For the past several years no corrective action taken by the intelligence community has improved the abuses outlined by the FISA court; the surveillance has only worsened.
The U.S. constitution’s fourth amendment is being violated by the continued abuse of bulk metadata collection, particularly when private contractors and government officials illegally access the system. The 2016 FISA review (Judge Collyer partly declassified in 2017) and the 2018 FISA review (Judge Boasberg partly declassified in 2019) both show ongoing and systematic wrongdoing despite all prior corrective action and promises.
Beyond the database search abuses, on the use of fully assembled FISA applications for surveillance warrants against American citizens, there are even more troubling findings. Below are the stunning top-lines identified by the March 2020 IG memo:
• The IG reviewed 29 FISA applications, surveillance warrants, used against U.S. persons.
• The 29 FISA applications were from eight different field offices.
• The FISA applications were from Oct/2014 through Sept/2019.
• All of the FISA applications reviewed were approved by the FISA court.
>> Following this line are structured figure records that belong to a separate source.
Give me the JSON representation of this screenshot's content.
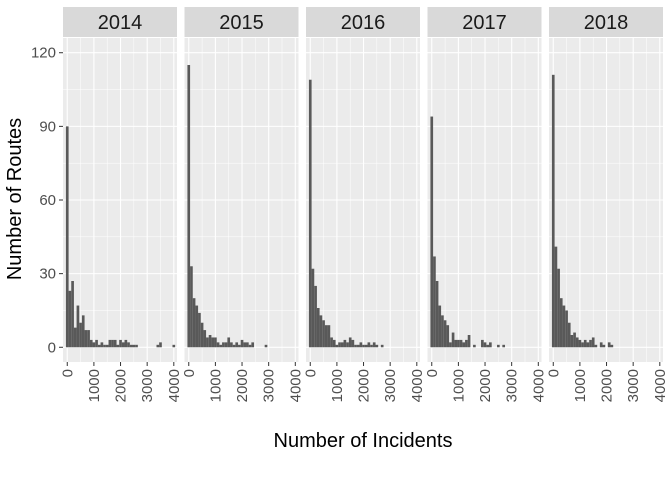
{
  "colors": {
    "panel_bg": "#ebebeb",
    "grid_major": "#ffffff",
    "strip_bg": "#d9d9d9",
    "bar": "#595959",
    "tick": "#333333"
  },
  "chart_data": {
    "type": "bar",
    "subtype": "faceted-histogram",
    "xlabel": "Number of Incidents",
    "ylabel": "Number of Routes",
    "xlim": [
      -160,
      4120
    ],
    "ylim": [
      -6,
      126
    ],
    "x_ticks": [
      0,
      1000,
      2000,
      3000,
      4000
    ],
    "x_tick_labels": [
      "0",
      "1000",
      "2000",
      "3000",
      "4000"
    ],
    "y_ticks": [
      0,
      30,
      60,
      90,
      120
    ],
    "y_tick_labels": [
      "0",
      "30",
      "60",
      "90",
      "120"
    ],
    "bin_width": 100,
    "bin_start": -50,
    "grid": true,
    "legend": "none",
    "facets": [
      {
        "label": "2014",
        "counts": [
          90,
          23,
          27,
          8,
          17,
          10,
          13,
          7,
          7,
          3,
          2,
          3,
          1,
          2,
          1,
          1,
          3,
          3,
          3,
          1,
          3,
          2,
          3,
          2,
          1,
          1,
          1,
          0,
          0,
          0,
          0,
          0,
          0,
          0,
          1,
          2,
          0,
          0,
          0,
          0,
          1
        ]
      },
      {
        "label": "2015",
        "counts": [
          115,
          33,
          20,
          17,
          14,
          10,
          7,
          4,
          5,
          4,
          4,
          2,
          1,
          2,
          2,
          4,
          2,
          1,
          2,
          1,
          3,
          2,
          2,
          1,
          2,
          0,
          0,
          0,
          0,
          1
        ]
      },
      {
        "label": "2016",
        "counts": [
          109,
          32,
          25,
          16,
          13,
          11,
          9,
          9,
          4,
          3,
          1,
          2,
          2,
          3,
          2,
          4,
          3,
          1,
          1,
          2,
          1,
          1,
          2,
          1,
          2,
          1,
          0,
          1
        ]
      },
      {
        "label": "2017",
        "counts": [
          94,
          37,
          27,
          17,
          13,
          11,
          9,
          2,
          6,
          3,
          3,
          3,
          2,
          3,
          5,
          0,
          1,
          0,
          0,
          3,
          2,
          1,
          2,
          0,
          0,
          1,
          0,
          1
        ]
      },
      {
        "label": "2018",
        "counts": [
          111,
          41,
          32,
          20,
          17,
          15,
          10,
          5,
          6,
          4,
          3,
          2,
          3,
          2,
          3,
          4,
          1,
          0,
          2,
          1,
          0,
          2,
          1
        ]
      }
    ]
  }
}
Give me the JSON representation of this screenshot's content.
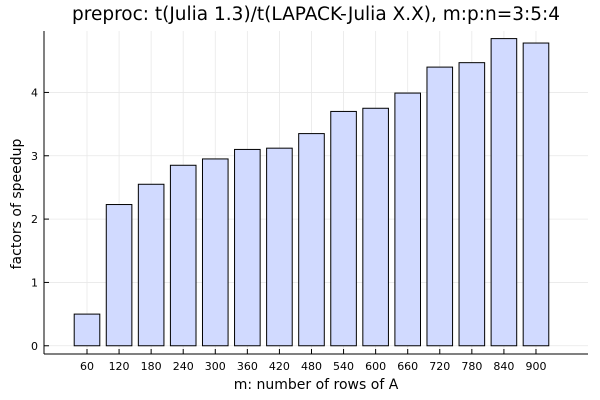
{
  "chart_data": {
    "type": "bar",
    "title": "preproc: t(Julia 1.3)/t(LAPACK-Julia X.X), m:p:n=3:5:4",
    "xlabel": "m: number of rows of A",
    "ylabel": "factors of speedup",
    "categories": [
      "60",
      "120",
      "180",
      "240",
      "300",
      "360",
      "420",
      "480",
      "540",
      "600",
      "660",
      "720",
      "780",
      "840",
      "900"
    ],
    "values": [
      0.5,
      2.23,
      2.55,
      2.85,
      2.95,
      3.1,
      3.12,
      3.35,
      3.7,
      3.75,
      3.99,
      4.4,
      4.47,
      4.85,
      4.78
    ],
    "ylim": [
      -0.13,
      4.97
    ],
    "yticks": [
      0,
      1,
      2,
      3,
      4
    ],
    "grid": true,
    "legend": "none",
    "bar_color": "#d1daff"
  }
}
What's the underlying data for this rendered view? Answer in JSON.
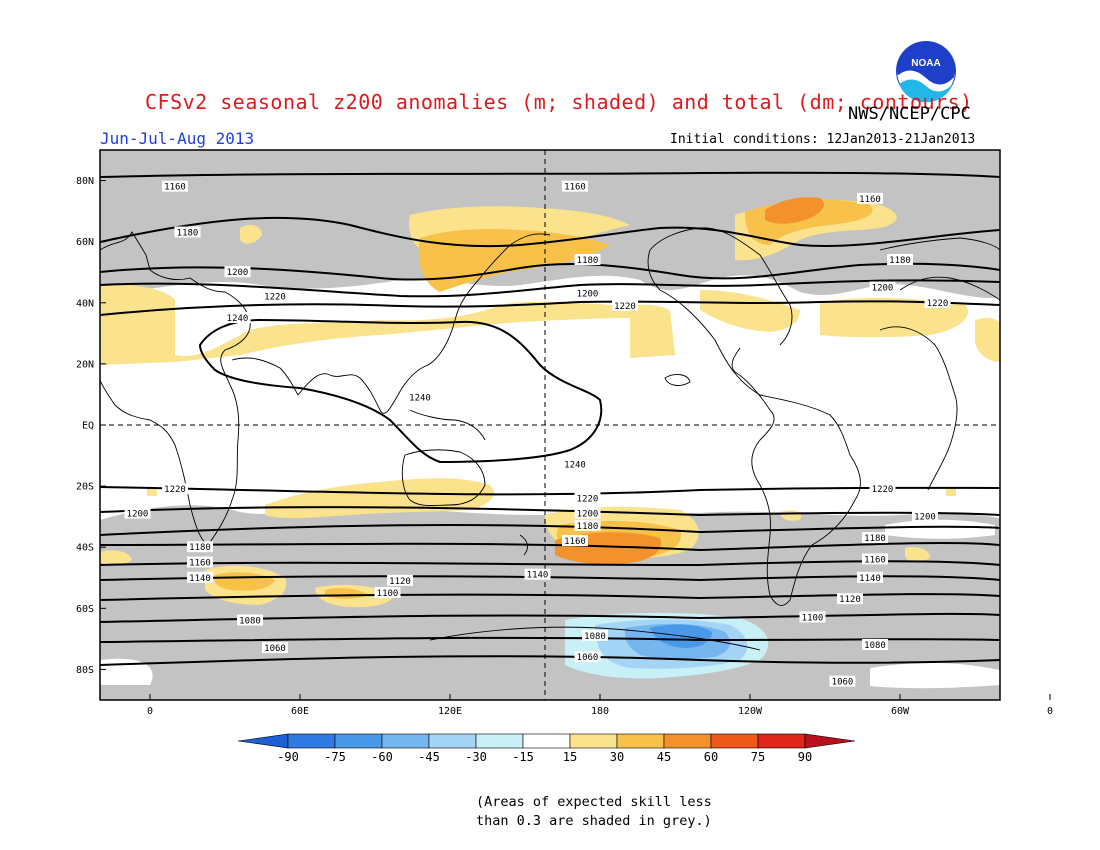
{
  "title": "CFSv2 seasonal z200 anomalies (m; shaded) and total (dm; contours)",
  "agency": "NWS/NCEP/CPC",
  "logo_text": "NOAA",
  "season": "Jun-Jul-Aug 2013",
  "initial_conditions": "Initial conditions: 12Jan2013-21Jan2013",
  "lat_labels": [
    "80N",
    "60N",
    "40N",
    "20N",
    "EQ",
    "20S",
    "40S",
    "60S",
    "80S"
  ],
  "lon_labels": [
    "0",
    "60E",
    "120E",
    "180",
    "120W",
    "60W",
    "0"
  ],
  "contour_labels": [
    {
      "text": "1160",
      "lat": 78,
      "lon": 10
    },
    {
      "text": "1160",
      "lat": 78,
      "lon": 170
    },
    {
      "text": "1160",
      "lat": 74,
      "lon": 288
    },
    {
      "text": "1180",
      "lat": 63,
      "lon": 15
    },
    {
      "text": "1180",
      "lat": 54,
      "lon": 175
    },
    {
      "text": "1180",
      "lat": 54,
      "lon": 300
    },
    {
      "text": "1200",
      "lat": 50,
      "lon": 35
    },
    {
      "text": "1200",
      "lat": 43,
      "lon": 175
    },
    {
      "text": "1200",
      "lat": 45,
      "lon": 293
    },
    {
      "text": "1220",
      "lat": 42,
      "lon": 50
    },
    {
      "text": "1220",
      "lat": 39,
      "lon": 190
    },
    {
      "text": "1220",
      "lat": 40,
      "lon": 315
    },
    {
      "text": "1240",
      "lat": 35,
      "lon": 35
    },
    {
      "text": "1240",
      "lat": 9,
      "lon": 108
    },
    {
      "text": "1240",
      "lat": -13,
      "lon": 170
    },
    {
      "text": "1220",
      "lat": -21,
      "lon": 10
    },
    {
      "text": "1220",
      "lat": -24,
      "lon": 175
    },
    {
      "text": "1220",
      "lat": -21,
      "lon": 293
    },
    {
      "text": "1200",
      "lat": -29,
      "lon": -5
    },
    {
      "text": "1200",
      "lat": -29,
      "lon": 175
    },
    {
      "text": "1200",
      "lat": -30,
      "lon": 310
    },
    {
      "text": "1180",
      "lat": -33,
      "lon": 175
    },
    {
      "text": "1180",
      "lat": -37,
      "lon": 290
    },
    {
      "text": "1180",
      "lat": -40,
      "lon": 20
    },
    {
      "text": "1160",
      "lat": -38,
      "lon": 170
    },
    {
      "text": "1160",
      "lat": -45,
      "lon": 20
    },
    {
      "text": "1160",
      "lat": -44,
      "lon": 290
    },
    {
      "text": "1140",
      "lat": -50,
      "lon": 20
    },
    {
      "text": "1140",
      "lat": -49,
      "lon": 155
    },
    {
      "text": "1140",
      "lat": -50,
      "lon": 288
    },
    {
      "text": "1120",
      "lat": -51,
      "lon": 100
    },
    {
      "text": "1120",
      "lat": -57,
      "lon": 280
    },
    {
      "text": "1100",
      "lat": -55,
      "lon": 95
    },
    {
      "text": "1100",
      "lat": -63,
      "lon": 265
    },
    {
      "text": "1080",
      "lat": -64,
      "lon": 40
    },
    {
      "text": "1080",
      "lat": -69,
      "lon": 178
    },
    {
      "text": "1080",
      "lat": -72,
      "lon": 290
    },
    {
      "text": "1060",
      "lat": -73,
      "lon": 50
    },
    {
      "text": "1060",
      "lat": -76,
      "lon": 175
    },
    {
      "text": "1060",
      "lat": -84,
      "lon": 277
    }
  ],
  "colorbar": {
    "labels": [
      "-90",
      "-75",
      "-60",
      "-45",
      "-30",
      "-15",
      "15",
      "30",
      "45",
      "60",
      "75",
      "90"
    ],
    "colors": [
      "#1f5fd6",
      "#2f7be3",
      "#4a98e8",
      "#76b6ef",
      "#a5d5f6",
      "#c9f0f6",
      "#ffffff",
      "#fbe28c",
      "#f8c24a",
      "#f3922c",
      "#ef5a1a",
      "#e0251a",
      "#b8111b"
    ]
  },
  "grey_color": "#c3c3c3",
  "note_lines": [
    "(Areas of expected skill less",
    "than 0.3 are shaded in grey.)"
  ]
}
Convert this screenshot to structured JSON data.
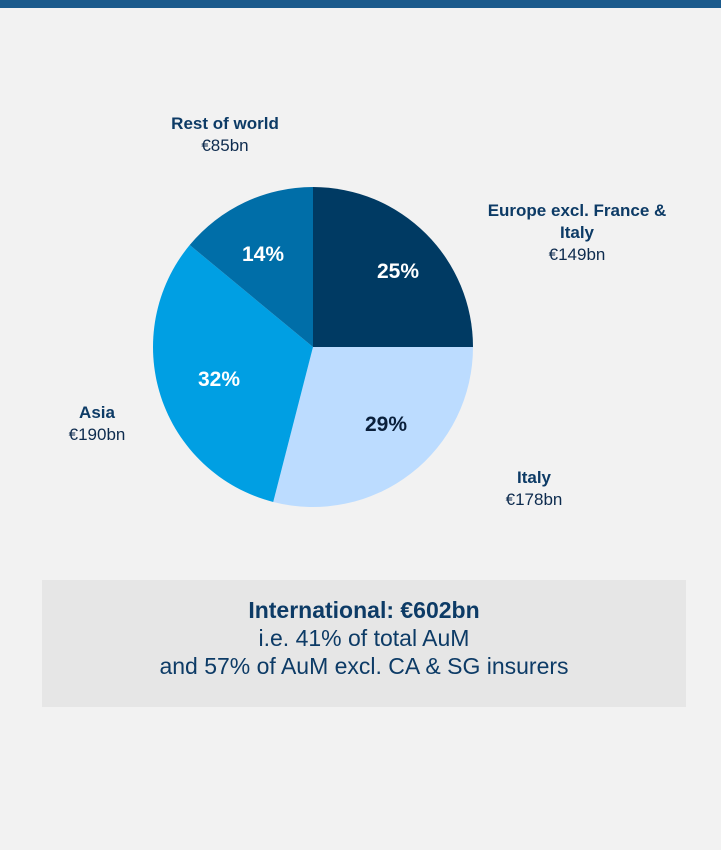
{
  "chart_data": {
    "type": "pie",
    "categories": [
      "Europe excl. France & Italy",
      "Italy",
      "Asia",
      "Rest of world"
    ],
    "values": [
      25,
      29,
      32,
      14
    ],
    "value_labels": [
      "25%",
      "29%",
      "32%",
      "14%"
    ],
    "amounts": [
      "€149bn",
      "€178bn",
      "€190bn",
      "€85bn"
    ],
    "colors": [
      "#003a63",
      "#bcdcff",
      "#009fe3",
      "#006ea8"
    ],
    "label_colors": [
      "#ffffff",
      "#0a1f3a",
      "#ffffff",
      "#ffffff"
    ],
    "note": {
      "title": "International: €602bn",
      "lines": [
        "i.e. 41% of total AuM",
        "and 57% of AuM excl. CA & SG insurers"
      ]
    }
  }
}
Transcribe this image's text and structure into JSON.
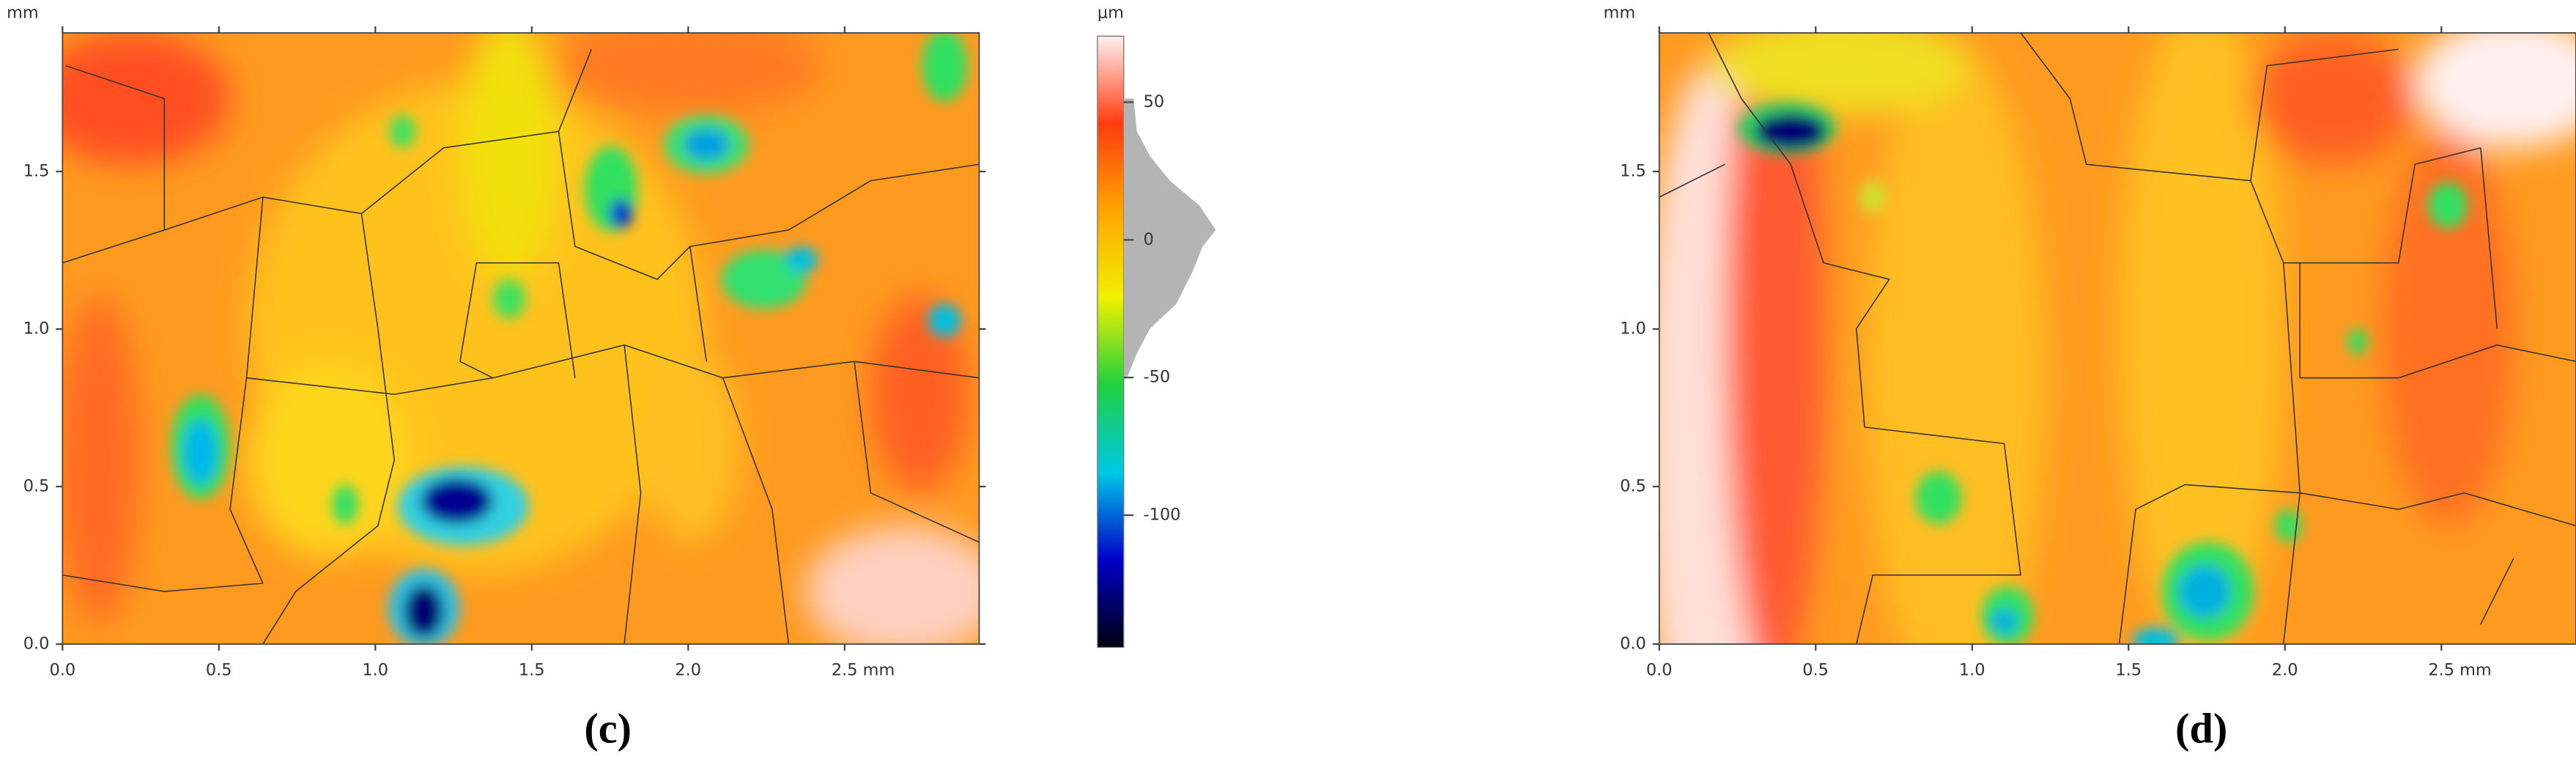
{
  "chart_data": [
    {
      "type": "heatmap",
      "panel_label": "(c)",
      "y_unit": "mm",
      "xlim": [
        0,
        2.93
      ],
      "ylim": [
        0,
        1.94
      ],
      "xticks": [
        {
          "value": 0,
          "label": "0.0"
        },
        {
          "value": 0.5,
          "label": "0.5"
        },
        {
          "value": 1,
          "label": "1.0"
        },
        {
          "value": 1.5,
          "label": "1.5"
        },
        {
          "value": 2,
          "label": "2.0"
        },
        {
          "value": 2.5,
          "label": "2.5 mm"
        }
      ],
      "yticks": [
        {
          "value": 0,
          "label": "0.0"
        },
        {
          "value": 0.5,
          "label": "0.5"
        },
        {
          "value": 1,
          "label": "1.0"
        },
        {
          "value": 1.5,
          "label": "1.5"
        }
      ],
      "colorbar": {
        "unit": "μm",
        "lim": [
          -148,
          74
        ],
        "ticks": [
          50,
          0,
          -50,
          -100
        ],
        "colors": [
          "#000010",
          "#0000c8",
          "#00c8e6",
          "#20d040",
          "#f0f000",
          "#ffa500",
          "#ff3c10",
          "#fff0f0"
        ]
      }
    },
    {
      "type": "heatmap",
      "panel_label": "(d)",
      "y_unit": "mm",
      "xlim": [
        0,
        2.93
      ],
      "ylim": [
        0,
        1.94
      ],
      "xticks": [
        {
          "value": 0,
          "label": "0.0"
        },
        {
          "value": 0.5,
          "label": "0.5"
        },
        {
          "value": 1,
          "label": "1.0"
        },
        {
          "value": 1.5,
          "label": "1.5"
        },
        {
          "value": 2,
          "label": "2.0"
        },
        {
          "value": 2.5,
          "label": "2.5 mm"
        }
      ],
      "yticks": [
        {
          "value": 0,
          "label": "0.0"
        },
        {
          "value": 0.5,
          "label": "0.5"
        },
        {
          "value": 1,
          "label": "1.0"
        },
        {
          "value": 1.5,
          "label": "1.5"
        }
      ]
    }
  ]
}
The ‘Woods File’ is the mandatory FBI evidence file that contains the documentary proof to verify all statements against U.S. persons that are contained in the FISA application. Remember, this is a secret court, the FISA applications result in secret surveillance and wiretaps against U.S. persons outside the fourth amendment.
♦ Within the 29 FISA applications reviewed, four were completely missing the Woods File. Meaning there was zero supportive evidence for any of the FBI claims against U.S. persons underpinning the FISA application. [ie. The FBI just made stuff up]
♦ Of the remaining 25 FISA applications, 100% of them, all of them, were materially deficient on the woods file requirement; and the average number of deficiencies per file was 20. Meaning an average of twenty direct statements against the target, supporting the purpose of the FISA application, sworn by the FBI affiant, were unsubstantiated. [The low was 5, the high was 63, the average per file was 20]
♦ Half of the FISA applications reviewed used Confidential Human Sources (CHS’s). The memo outlines that “many” of applications containing CHS claims had no supportive documentation attesting to the dependability of the CHS.
♦ Two of the 25 FISA applications reviewed had renewals; meaning the FISA applications were renewed to extended surveillance, wiretaps, etc. beyond the initial 90-days. None of the renewals had any re-verification. Both FISAs that used renewals were not compliant.
But wait… it gets worse.
The DOJ and FBI have an internal self-check mechanism. The DOJ National Security Division (DOJ-NSD) chief counsel, and the chief counsel for every FBI field office are required to conduct an “Accuracy Review” of selected FISA applications. One per field office (25 to 30 field offices),which are also sent to DOJ-NSD (main justice) for general counsel inspection.
Keep in mind, these “accuracy reviews” are known in advance, so the FBI has all the time in the world to select the best FISA file for review. Additionally, I surmise the OIG wanted to inspect the “accuracy review” FISA’s because they would show the best light on the overall system itself. The OIG was looking for the best, most compliant, product to report on.
However, when the OIG inspected 42 of these Accuracy Reviews, the IG identified that only three of them had accurately assembled documents (Woods File) supporting the application. The error rate within the files self-checked was over 93%.
So the best FBI files are selected to undergo the FBI and DOJ-NSD accuracy review. The accuracy review takes place by FBI legal counsel and DOJ-NSD legal counsel. However, the IG finds that only three FBI applications in the accuracy reviews were compliant.
The error rate in the files undertaken by the internal accuracy review was over 93% (3 compliant out of 42 reviewed). These were the FISA files with the greatest possibility of being accurate. That tells us how flawed the process has always been.